Dr. Heide Richter-Airijoki (SPD):
Vielen Dank, Herr Präsident. - Sehr geehrte Kolleginnen und Kollegen! Wenn unsere Kinder, andere nahstehende Menschen oder wir selbst krank sind, erwarten wir schnelle und einfache Hilfe. Wenn uns dann in den Apotheken gesagt wird, dass das verordnete Medikament oder ein bewährtes Mittel der Selbstmedikation nicht ohne Weiteres verfügbar sind, auch nicht umgehend bestellt werden können, dann ist etwas gewaltig schiefgelaufen.
Aber um den richtigen Hebel anzusetzen, müssen wir die Problematik korrekt erfassen. Knappheit bei Wirkstoffen oder Grundstoffen, Produktionsausfälle oder Transportengpässe sind im Allgemeinen die unmittelbaren Ursachen für Lieferprobleme. Aber auch Spitzenlasten durch virale Infekte und überzogene Bevorratung bei Konsumenten tragen dazu bei.
Strukturelle Ursachen, welche die Medikamentenversorgung störungsanfällig machen, reichen noch wesentlich weiter. Sie betreffen die Marktentwicklungen der letzten Jahre, die Marktkonzentration und die Verlagerung der Produktion in wenige Produktionsstätten in Billiglohnländer, insbesondere in China und in Indien. Sie betreffen auch die wachsende Nachfrage nach Medikamenten, sowohl in den wohlhabenden als auch zunehmend in den armen Ländern.
Diese Herausforderungen in globalen Lieferketten erfordern Maßnahmen auf den entsprechenden Ebenen, Bund, Europa und internationale Organisationen. Insbesondere sind hier die Pharmastrategie für Europa der Europäischen Kommission und das vorgestellte Lieferkettenengpassgesetz der Bundesregierung zu nennen, wozu ganz wesentlich auch das bereits erwähnte Frühwarnsystem gehört. Fragen der fairen Preisgestaltung, der Verteilung und vor allem der Diversifizierung der Anbieter werden auf diesen Ebenen damit konkret behandelt.
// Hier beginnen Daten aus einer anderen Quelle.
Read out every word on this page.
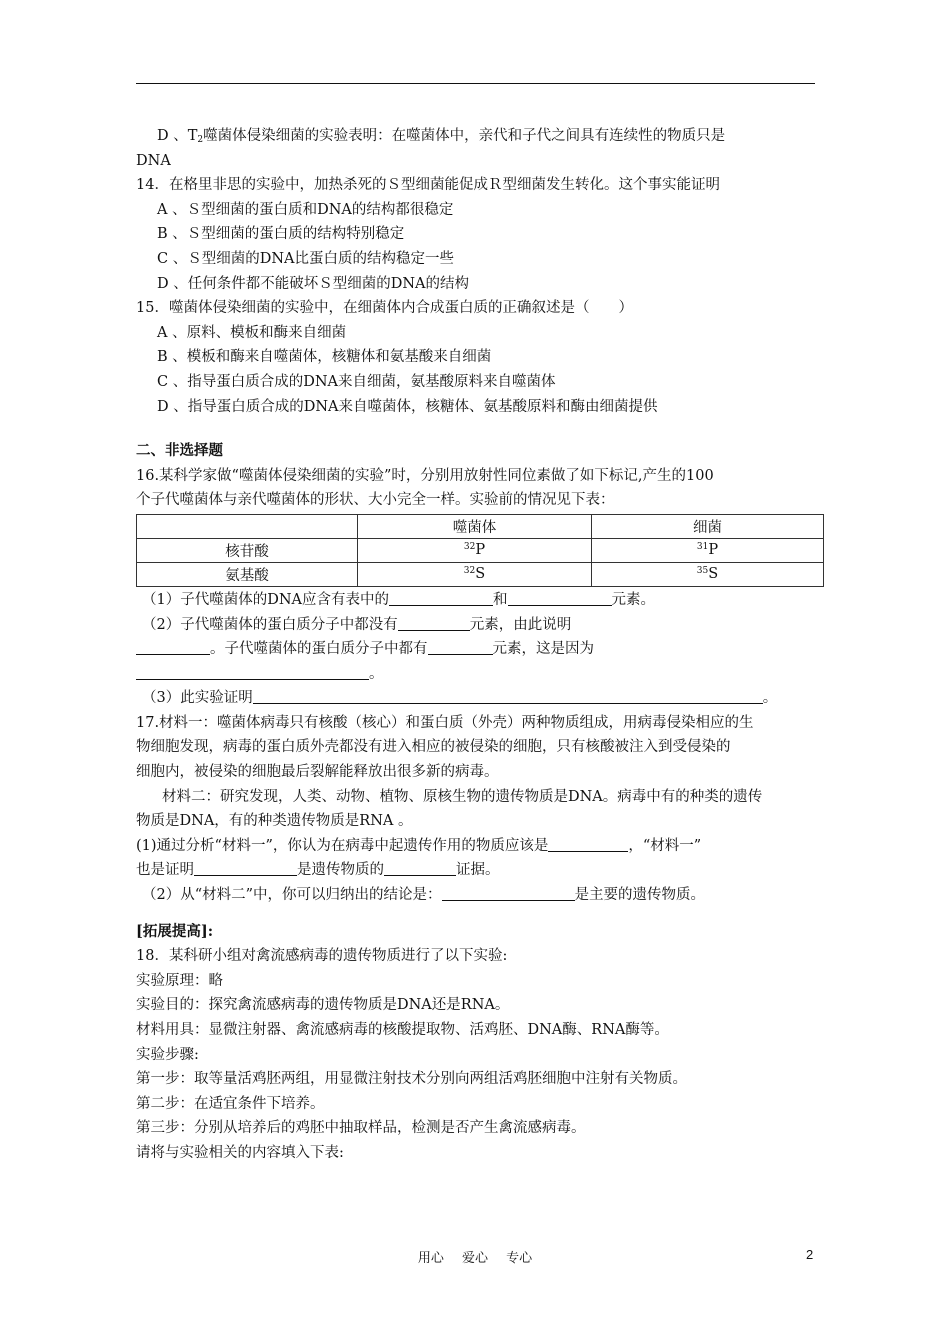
D 、$T_2$噬菌体侵染细菌的实验表明：在噬菌体中，亲代和子代之间具有连续性的物质只是
DNA
14．在格里非思的实验中，加热杀死的Ｓ型细菌能促成Ｒ型细菌发生转化。这个事实能证明
A 、Ｓ型细菌的蛋白质和DNA的结构都很稳定
B 、Ｓ型细菌的蛋白质的结构特别稳定
C 、Ｓ型细菌的DNA比蛋白质的结构稳定一些
D 、任何条件都不能破坏Ｓ型细菌的DNA的结构
15．噬菌体侵染细菌的实验中，在细菌体内合成蛋白质的正确叙述是（　　）
A 、原料、模板和酶来自细菌
B 、模板和酶来自噬菌体，核糖体和氨基酸来自细菌
C 、指导蛋白质合成的DNA来自细菌，氨基酸原料来自噬菌体
D 、指导蛋白质合成的DNA来自噬菌体，核糖体、氨基酸原料和酶由细菌提供
二、非选择题
16.某科学家做“噬菌体侵染细菌的实验”时，分别用放射性同位素做了如下标记,产生的100
个子代噬菌体与亲代噬菌体的形状、大小完全一样。实验前的情况见下表：
	噬菌体	细菌
核苷酸	$^{32}$P	$^{31}$P
氨基酸	$^{32}$S	$^{35}$S
（1）子代噬菌体的DNA应含有表中的	和	元素。
（2）子代噬菌体的蛋白质分子中都没有	元素，由此说明
。子代噬菌体的蛋白质分子中都有	元素，这是因为
。
（3）此实验证明	。
17.材料一：噬菌体病毒只有核酸（核心）和蛋白质（外壳）两种物质组成，用病毒侵染相应的生
物细胞发现，病毒的蛋白质外壳都没有进入相应的被侵染的细胞，只有核酸被注入到受侵染的
细胞内，被侵染的细胞最后裂解能释放出很多新的病毒。
材料二：研究发现，人类、动物、植物、原核生物的遗传物质是DNA。病毒中有的种类的遗传
物质是DNA，有的种类遗传物质是RNA 。
(1)通过分析“材料一”，你认为在病毒中起遗传作用的物质应该是	，“材料一”
也是证明	是遗传物质的	证据。
（2）从“材料二”中，你可以归纳出的结论是：	是主要的遗传物质。
[拓展提高]:
18．某科研小组对禽流感病毒的遗传物质进行了以下实验:
实验原理：略
实验目的：探究禽流感病毒的遗传物质是DNA还是RNA。
材料用具：显微注射器、禽流感病毒的核酸提取物、活鸡胚、DNA酶、RNA酶等。
实验步骤:
第一步：取等量活鸡胚两组，用显微注射技术分别向两组活鸡胚细胞中注射有关物质。
第二步：在适宜条件下培养。
第三步：分别从培养后的鸡胚中抽取样品，检测是否产生禽流感病毒。
请将与实验相关的内容填入下表:
用心 爱心 专心	2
Ein bedeutender Teil der Produktion - das ist sehr spannend - soll wieder zurück nach Europa kommen, um die Wege zu verkürzen und um mehr Kontrolle über die Lieferketten zu bekommen. Sachsen-Anhalt leistet hier bereits einen großen Beitrag zur Herstellung von Medikamenten. Unser Bundesland hat langjährige Erfahrung in der Arzneimittelproduktion. Im Jahr 2019 waren 16 verschiedene Pharmaunternehmen mit ca. 5 000 Beschäftigten hier im Land ansässig.
Ja, die Anzahl der Apotheken sinkt deutschlandweit rapide. Das Apothekensterben ist in Sachsen-Anhalt im Gegensatz zu anderen Bundesländern im vergangenen Jahr etwas abgebremst worden. Letztes Jahr haben von 600 Apotheken insgesamt fünf schließen müssen, während unsere Online-Apotheken in diesem Zeitraum erhebliche Umsätze verzeichnen konnten. In meinem Wahlkreis Wittenberg liegen bspw. zwei große namhafte Anbieter.
Auch wenn Honorare nicht gestiegen sind und sich Energiepreise sowie Inflation auswirken, sind wirtschaftliche Gründe für eine Geschäftsniederlegung häufig nicht entscheidend. Apotheken leiden wie kaum ein anderer Wirtschaftszweig unter Personalmangel und fehlenden Geschäftsnachfolgen. Es geht in erster Linie auch hierbei
Vizepräsident Wulf Gallert:
Frau Richter-Airijoki, Sie leiden akut unter Zeitmangel.
(Xenia Sabrina Schüßler, CDU, lacht)
Dr. Heide Richter-Airijoki (SPD):
Genau an diesen Punkten setzt der Alternativantrag der Koalitionsfraktionen an. Darin haben Sie sicher schon alles nachgelesen. Ich bitte um Zustimmung dazu. - Vielen Dank.